__人には誰にでも、心の奥に輝く宝石を持っている。
※若干グロ注意です。
心臓が止まるその瞬間まで、私は戦い続けなければいけない。そういう運命なんだから…。
既に新たな敵は戦闘不能状態だが、一応トドメを刺さなければならない。死んだふりも有り得る。
戦いとは、全神経を一点に集中させ、全ての思考を統一させて行う、いわゆる真剣勝負だ。
少しでもよそ見をすれば、命取りになることだってありうる。
私はひくひくと震える敵に近付き、そいつの真っ赤な体を見下ろし、マジカルロッドを振り上げた。

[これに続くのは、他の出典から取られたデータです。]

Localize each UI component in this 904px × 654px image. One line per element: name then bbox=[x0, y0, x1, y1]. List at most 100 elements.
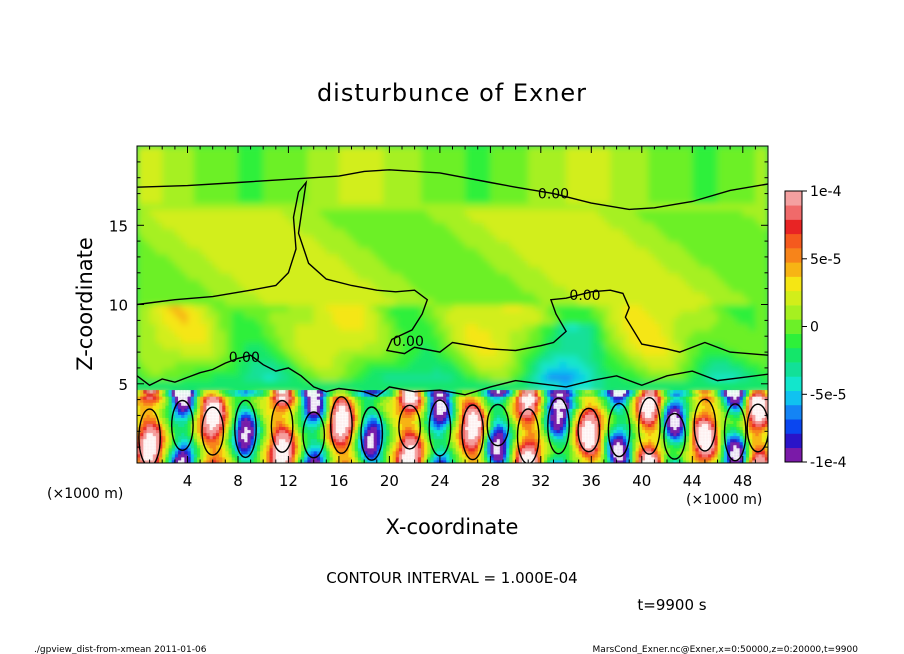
field-blob bbox=[212, 190, 220, 198]
field-blob bbox=[402, 234, 409, 242]
field-blob bbox=[742, 285, 750, 293]
field-blob bbox=[332, 272, 340, 280]
field-blob bbox=[181, 329, 189, 337]
field-blob bbox=[465, 209, 473, 217]
field-blob bbox=[162, 380, 170, 388]
field-blob bbox=[414, 336, 422, 344]
field-blob bbox=[420, 279, 428, 287]
field-blob bbox=[452, 291, 460, 299]
field-blob bbox=[654, 329, 662, 337]
field-blob bbox=[395, 291, 403, 299]
field-blob bbox=[326, 272, 334, 280]
field-blob bbox=[749, 228, 756, 236]
field-blob bbox=[648, 348, 656, 356]
field-blob bbox=[641, 304, 649, 312]
field-blob bbox=[685, 190, 693, 198]
field-blob bbox=[155, 146, 163, 153]
field-blob bbox=[250, 184, 258, 191]
field-blob bbox=[389, 184, 397, 191]
field-blob bbox=[679, 184, 687, 191]
field-blob bbox=[282, 203, 290, 210]
field-blob bbox=[540, 336, 548, 344]
field-blob bbox=[420, 272, 428, 280]
field-blob bbox=[749, 209, 756, 217]
field-blob bbox=[332, 374, 340, 382]
field-blob bbox=[566, 222, 573, 230]
field-blob bbox=[439, 215, 447, 223]
field-blob bbox=[256, 336, 264, 344]
field-blob bbox=[534, 146, 542, 153]
field-blob bbox=[698, 241, 706, 249]
field-blob bbox=[654, 247, 662, 255]
field-blob bbox=[269, 336, 277, 344]
field-blob bbox=[585, 342, 592, 350]
field-blob bbox=[200, 209, 208, 217]
field-blob bbox=[181, 285, 189, 293]
field-blob bbox=[275, 171, 283, 179]
field-blob bbox=[231, 279, 239, 287]
field-blob bbox=[629, 285, 637, 293]
field-blob bbox=[319, 152, 327, 160]
field-blob bbox=[521, 203, 529, 210]
field-blob bbox=[667, 158, 674, 166]
field-blob bbox=[326, 247, 334, 255]
field-blob bbox=[200, 152, 208, 160]
field-blob bbox=[414, 165, 422, 172]
field-blob bbox=[288, 298, 296, 306]
field-blob bbox=[730, 272, 738, 280]
field-blob bbox=[162, 177, 170, 185]
field-blob bbox=[446, 361, 454, 369]
field-blob bbox=[698, 247, 706, 255]
field-blob bbox=[357, 279, 365, 287]
field-blob bbox=[622, 158, 630, 166]
field-blob bbox=[408, 336, 416, 344]
field-blob bbox=[395, 165, 403, 172]
field-blob bbox=[585, 228, 592, 236]
field-blob bbox=[174, 336, 182, 344]
field-blob bbox=[547, 247, 555, 255]
field-blob bbox=[174, 247, 182, 255]
field-blob bbox=[629, 329, 637, 337]
field-blob bbox=[137, 209, 144, 217]
field-blob bbox=[250, 260, 258, 268]
field-blob bbox=[402, 336, 409, 344]
field-blob bbox=[610, 253, 618, 261]
field-blob bbox=[490, 374, 498, 382]
field-blob bbox=[351, 342, 359, 350]
field-blob bbox=[622, 171, 630, 179]
field-blob bbox=[648, 184, 656, 191]
field-blob bbox=[383, 317, 390, 325]
field-blob bbox=[155, 228, 163, 236]
field-blob bbox=[376, 323, 384, 331]
field-blob bbox=[427, 355, 435, 363]
field-blob bbox=[439, 323, 447, 331]
field-blob bbox=[528, 234, 536, 242]
field-blob bbox=[698, 222, 706, 230]
field-blob bbox=[155, 310, 163, 318]
field-blob bbox=[761, 215, 768, 223]
field-blob bbox=[187, 184, 195, 191]
field-blob bbox=[547, 336, 555, 344]
field-blob bbox=[509, 196, 517, 204]
field-blob bbox=[282, 348, 290, 356]
field-blob bbox=[749, 317, 756, 325]
field-blob bbox=[452, 361, 460, 369]
field-blob bbox=[673, 146, 681, 153]
field-blob bbox=[155, 380, 163, 388]
field-blob bbox=[477, 158, 485, 166]
field-blob bbox=[755, 222, 763, 230]
field-blob bbox=[288, 165, 296, 172]
field-blob bbox=[370, 177, 378, 185]
field-blob bbox=[654, 336, 662, 344]
field-blob bbox=[162, 291, 170, 299]
field-blob bbox=[585, 298, 592, 306]
field-blob bbox=[723, 298, 731, 306]
field-blob bbox=[761, 336, 768, 344]
field-blob bbox=[490, 158, 498, 166]
field-blob bbox=[137, 361, 144, 369]
field-blob bbox=[231, 348, 239, 356]
field-blob bbox=[742, 234, 750, 242]
field-blob bbox=[433, 317, 441, 325]
field-blob bbox=[528, 209, 536, 217]
field-blob bbox=[692, 146, 700, 153]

そして少しだけ開いた唇の隙間から、絞り出すように声を漏らした。
「お休みなさい」
今回もとても弱かった。あんなの敵じゃない。私一人で充分だ。
スキだらけで攻撃も甘く、バリアさえも張れない雑魚。
私はこんな戦いに興味はない。もっと楽しい戦いをしたい。
私には戦うことしか出来ないんだから、それくらいの望みは叶えてほしいわ…
第一章
「人の心」
人は何故笑うんだろう?
人は何故人を裏切るんだろう?
人は何故悲しむんだろう?
私には理解出来ない。
だって私には感情がないから。
だって私には…「心の宝石」が無いから。
私は、博士に寄って造られた、人間型ロボット。
人と同じように、動いたり、喋ったり出来る。
ただ、完璧な博士にも造れないものがあった。
「『人の心』は……造れないな。」
人の心の仕組みなんて分かる筈がない。博士は完璧な自分以外認めない性格だったから、それから狂ったように「人の心」を造る研究を重ねた。
そんな博士に私はこう言った。
「博士、博士ノ感ジルコトヲ機械ニ記録シテ、ソレヲワタシノ中ニイレレバ…」
「黙れ!お前のために私は『心』を研究しているのだ!馴れ馴れしく喋りかけるな!
しかもそれじゃお前の『心』じゃない、私の『心』だ!」
私は博士に『心』が欲しいなんて頼んでない。何かを望んだこともない。
だって私には、『心』がないから。